Ti sei svegliato con quella fastidiosa sensazione di bruciore in gola? Deglutire è diventato improvvisamente un'impresa titanica? Probabilmente stai facendo i conti con la faringite, quella che comunemente chiamiamo "mal di gola".
È uno dei disturbi più diffusi, specialmente nei mesi freddi, ma spesso viene trattato con superficialità o, peggio, con cure fai-da-te non appropriate. In questo articolo faremo chiarezza su cosa succede alla tua gola e come prendertene cura nel modo giusto.
Cos'è esattamente la faringite?
In termini medici, la faringite è l'infiammazione della faringe, il canale che si trova nella parte posteriore della gola, tra le tonsille e la laringe. Quando virus o batteri attaccano questa zona, le mucose si arrossano, si gonfiano e provocano quel dolore acuto tipico della deglutizione.
La faringite può presentarsi in due forme: acuta o cronica. La faringite acuta arriva all'improvviso, ha un picco di dolore e guarisce in pochi giorni.
Perché mi è venuta? Le cause principali
Qui è dove si fa spesso confusione. Capire la causa è fondamentale per scegliere la cura.
- Origine virale (la più comune): circa l'80-90% delle faringiti negli adulti è causata da virus (come quelli del raffreddore o dell'influenza). In questo caso, gli antibiotici non servono a nulla!
- Origine batterica: meno frequente, spesso causata dallo Streptococco beta-emolitico di gruppo A. Qui la situazione cambia e serve l'intervento medico.
- Cause non infettive: allergie, aria troppo secca, fumo di sigaretta, inquinamento o reflusso gastroesofageo (i succhi gastrici che risalendo irritano la gola).
Sintomi: come riconoscerla
Oltre al classico dolore, la faringite si accompagna spesso a un "corteo" di sintomi che variano in base alla causa:
- arrossamento della gola
- difficoltà a deglutire (disfagia)
- linfonodi del collo ingrossati e dolenti
- febbre (solitamente più alta nelle forme batteriche)

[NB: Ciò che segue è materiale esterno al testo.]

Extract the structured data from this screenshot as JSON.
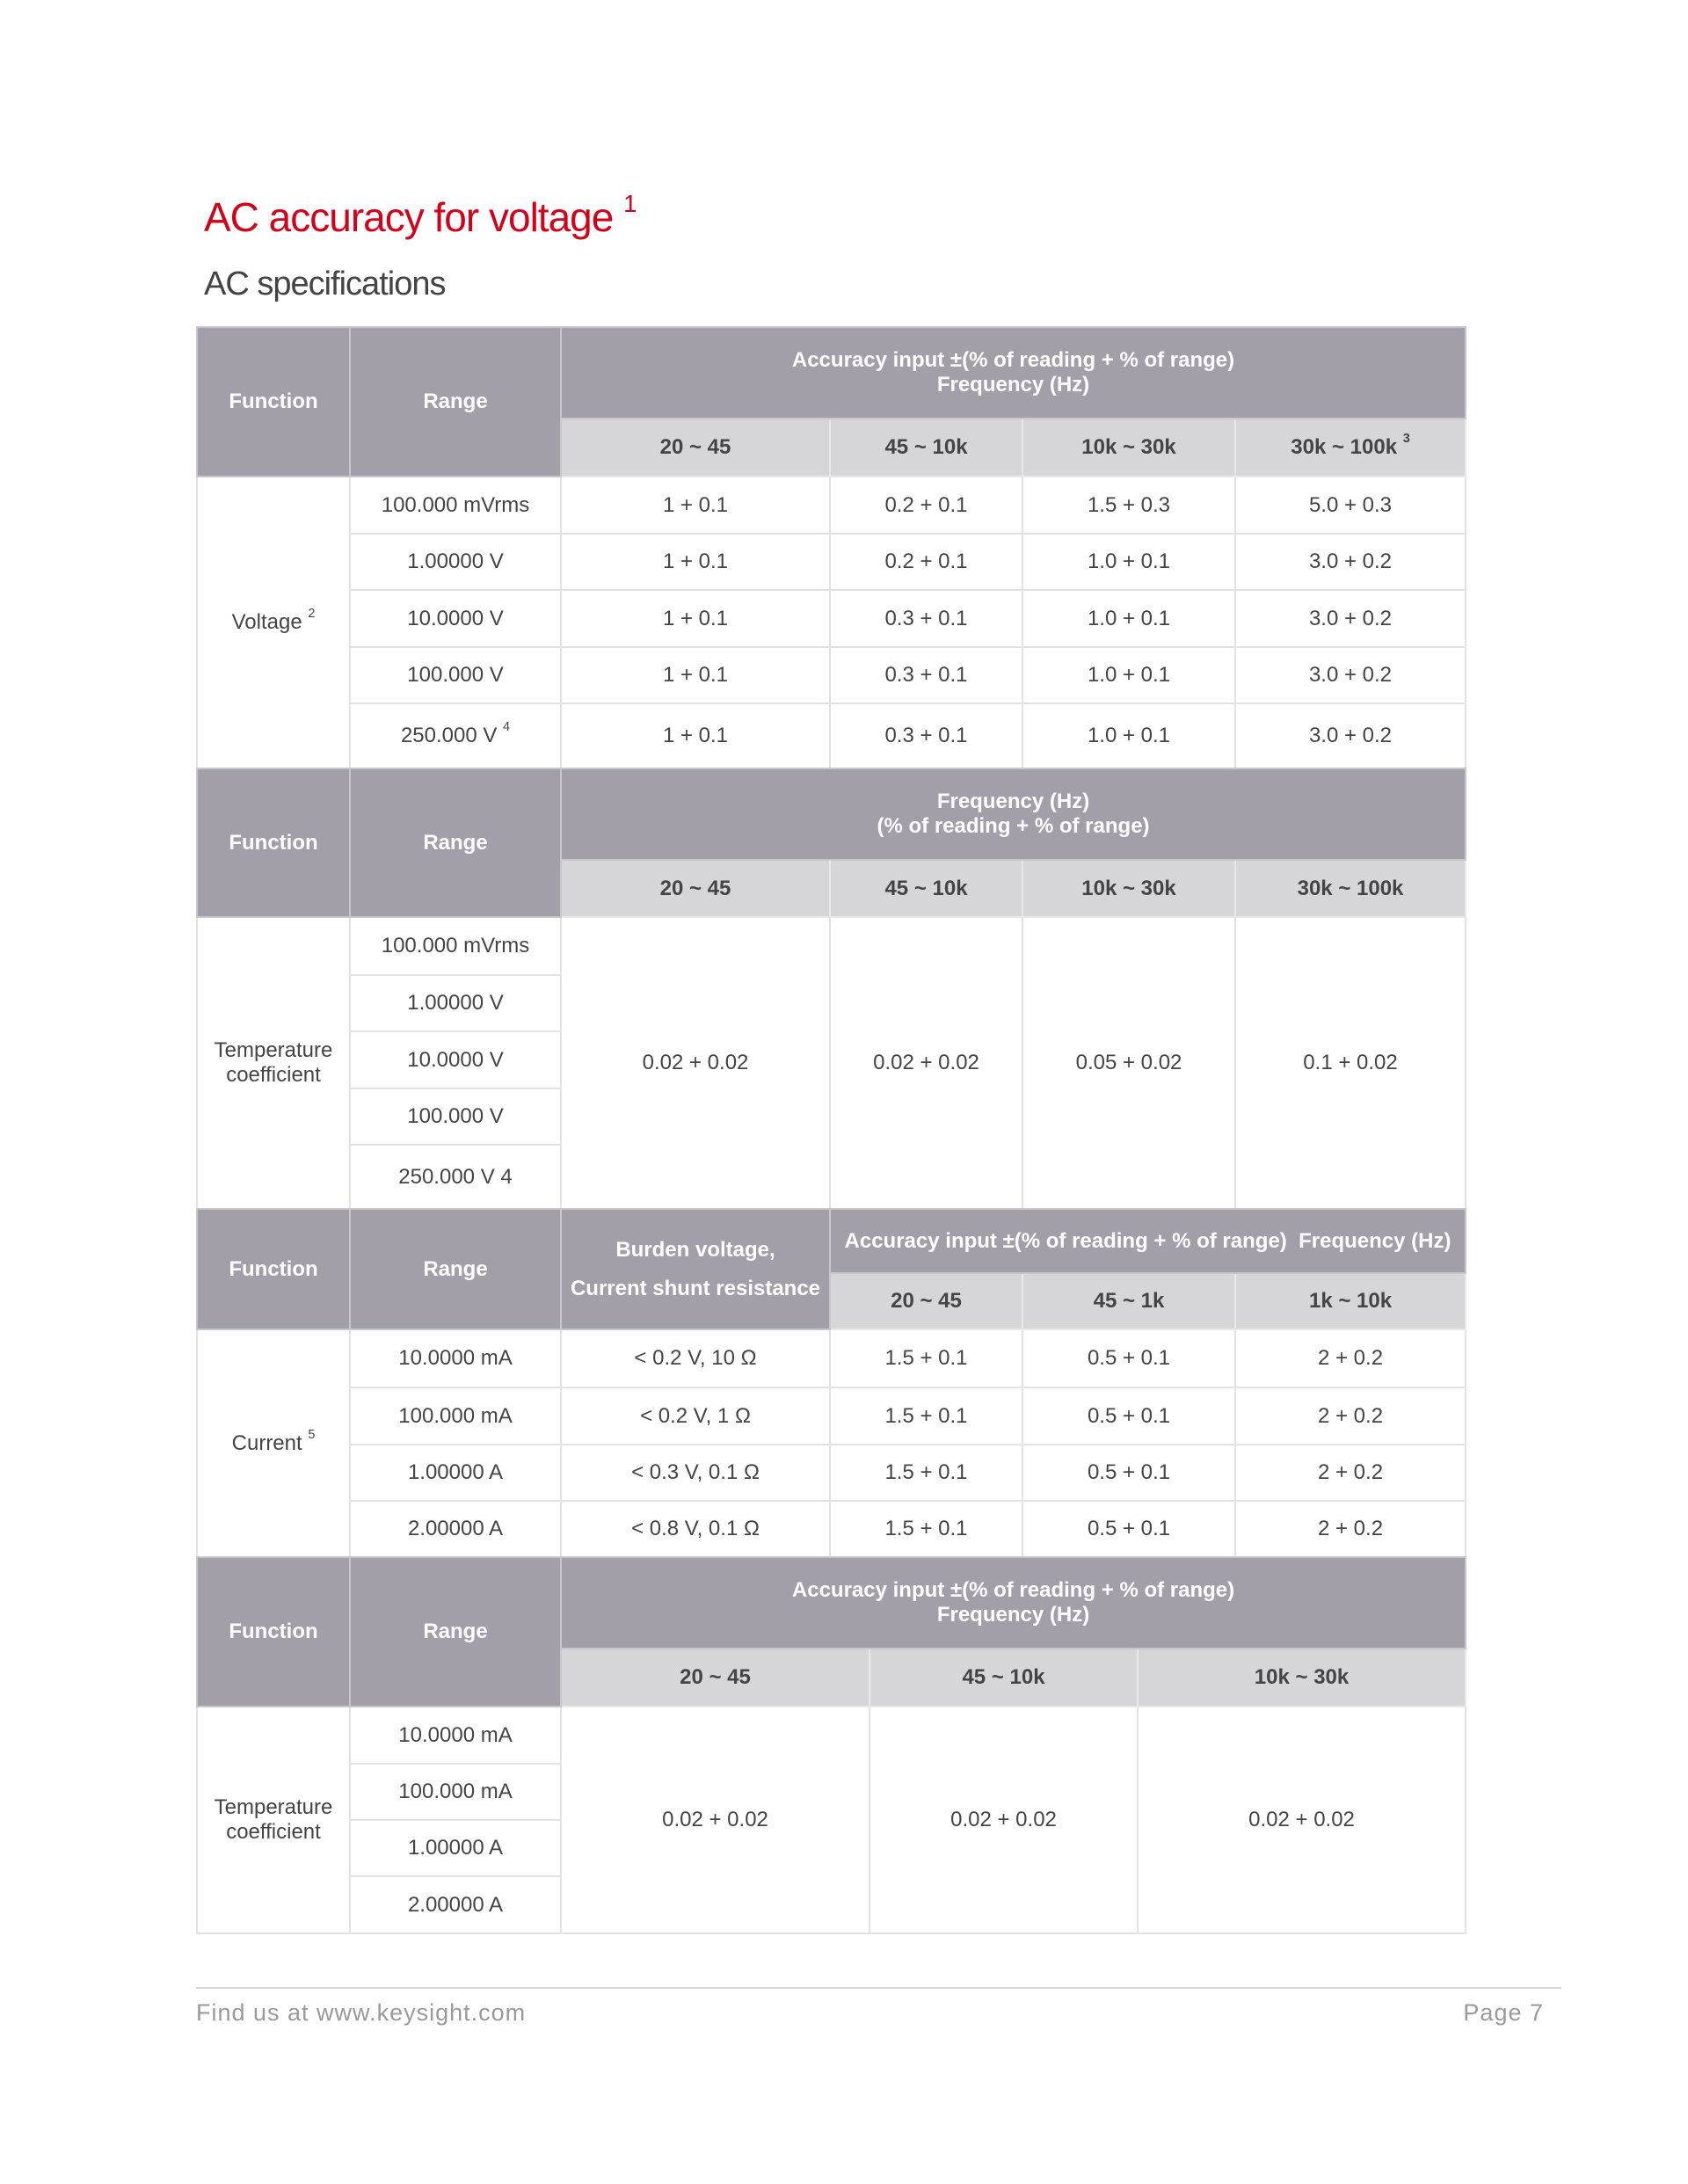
{
  "title": "AC accuracy for voltage",
  "title_sup": "1",
  "subtitle": "AC specifications",
  "t1": {
    "function": "Function",
    "range": "Range",
    "header": [
      "Accuracy input ±(% of reading + % of range)",
      "Frequency (Hz)"
    ],
    "cols": [
      "20 ~ 45",
      "45 ~ 10k",
      "10k ~ 30k",
      "30k ~ 100k"
    ],
    "col4_sup": "3",
    "func_label": "Voltage",
    "func_sup": "2",
    "rows": [
      [
        "100.000 mVrms",
        "1 + 0.1",
        "0.2 + 0.1",
        "1.5 + 0.3",
        "5.0 + 0.3"
      ],
      [
        "1.00000 V",
        "1 + 0.1",
        "0.2 + 0.1",
        "1.0 + 0.1",
        "3.0 + 0.2"
      ],
      [
        "10.0000 V",
        "1 + 0.1",
        "0.3 + 0.1",
        "1.0 + 0.1",
        "3.0 + 0.2"
      ],
      [
        "100.000 V",
        "1 + 0.1",
        "0.3 + 0.1",
        "1.0 + 0.1",
        "3.0 + 0.2"
      ],
      [
        "250.000 V",
        "1 + 0.1",
        "0.3 + 0.1",
        "1.0 + 0.1",
        "3.0 + 0.2"
      ]
    ],
    "last_range_sup": "4"
  },
  "t2": {
    "function": "Function",
    "range": "Range",
    "header": [
      "Frequency (Hz)",
      "(% of reading + % of range)"
    ],
    "cols": [
      "20 ~ 45",
      "45 ~ 10k",
      "10k ~ 30k",
      "30k ~ 100k"
    ],
    "func_label": [
      "Temperature",
      "coefficient"
    ],
    "ranges": [
      "100.000 mVrms",
      "1.00000 V",
      "10.0000 V",
      "100.000 V",
      "250.000 V 4"
    ],
    "values": [
      "0.02 + 0.02",
      "0.02 + 0.02",
      "0.05 + 0.02",
      "0.1 + 0.02"
    ]
  },
  "t3": {
    "function": "Function",
    "range": "Range",
    "burden": [
      "Burden voltage,",
      "Current shunt resistance"
    ],
    "header": "Accuracy input ±(% of reading + % of range)  Frequency (Hz)",
    "cols": [
      "20 ~ 45",
      "45 ~ 1k",
      "1k ~ 10k"
    ],
    "func_label": "Current",
    "func_sup": "5",
    "rows": [
      [
        "10.0000 mA",
        "< 0.2 V, 10 Ω",
        "1.5 + 0.1",
        "0.5 + 0.1",
        "2 + 0.2"
      ],
      [
        "100.000 mA",
        "< 0.2 V, 1 Ω",
        "1.5 + 0.1",
        "0.5 + 0.1",
        "2 + 0.2"
      ],
      [
        "1.00000 A",
        "< 0.3 V, 0.1 Ω",
        "1.5 + 0.1",
        "0.5 + 0.1",
        "2 + 0.2"
      ],
      [
        "2.00000 A",
        "< 0.8 V, 0.1 Ω",
        "1.5 + 0.1",
        "0.5 + 0.1",
        "2 + 0.2"
      ]
    ]
  },
  "t4": {
    "function": "Function",
    "range": "Range",
    "header": [
      "Accuracy input ±(% of reading + % of range)",
      "Frequency (Hz)"
    ],
    "cols": [
      "20 ~ 45",
      "45 ~ 10k",
      "10k ~ 30k"
    ],
    "func_label": [
      "Temperature",
      "coefficient"
    ],
    "ranges": [
      "10.0000 mA",
      "100.000 mA",
      "1.00000 A",
      "2.00000 A"
    ],
    "values": [
      "0.02 + 0.02",
      "0.02 + 0.02",
      "0.02 + 0.02"
    ]
  },
  "footer": {
    "link": "Find us at www.keysight.com",
    "page": "Page 7"
  },
  "colors": {
    "title": "#d0021b",
    "header_dark": "#a39fa8",
    "header_light": "#d6d6d9"
  }
}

- placche biancastre sulle tonsille (spesso, ma non sempre, indicano batteri)
- tosse, naso che cola e starnuti (tipici delle forme virali)
Il grande dilemma: Antibiotico sì o no?
Attenzione: l'errore più comune è assumere antibiotici ai primi sintomi di mal di gola.
Se la faringite è virale, l'antibiotico è inutile e dannoso (aumenta la resistenza batterica). L'antibiotico serve solo se prescitto dal medico, che potrebbe effettuare un tampone faringeo per confermare la presenza dello streptococco.
Se il tuo mal di gola è accompagnato da raffreddore e tosse leggera, molto probabilmente il tuo corpo ha solo bisogno di riposo e cure sintomatiche.
Rimedi e consigli per il sollievo
Mentre il tuo sistema immunitario combatte l'infezione, ecco cosa puoi fare per alleviare il dolore:
- Idratazione: bevi molta acqua per mantenere le mucose umide
- Umidifica l'ambiente: l'aria secca è nemica della gola. Usa un umidificatore o le vaschette sui termosifoni
- Farmaci da banco: antinfiammatori (FANS) o spray gola possono ridurre dolore e infiammazione.
Quando andare dal medico?
Anche se spesso passa da sola, contatta il dottore se:
- Il mal di gola è molto forte e dura da più di una settimana
- Hai difficoltà a respirare o ad aprire la bocca
- Compare un'eruzione cutanea (possibile scarlattina).
- Hai febbre alta (sopra i 38°C) che non scende.
Prevenire è meglio che curare
La prevenzione della faringite passa dalle buone abitudini: lavarsi spesso le mani, non condividere bicchieri o posate, cambiare lo spazzolino dopo una malattia e, se possibile, smettere di fumare.
Prenditi cura della tua gola, è la "porta d'ingresso" del tuo respiro!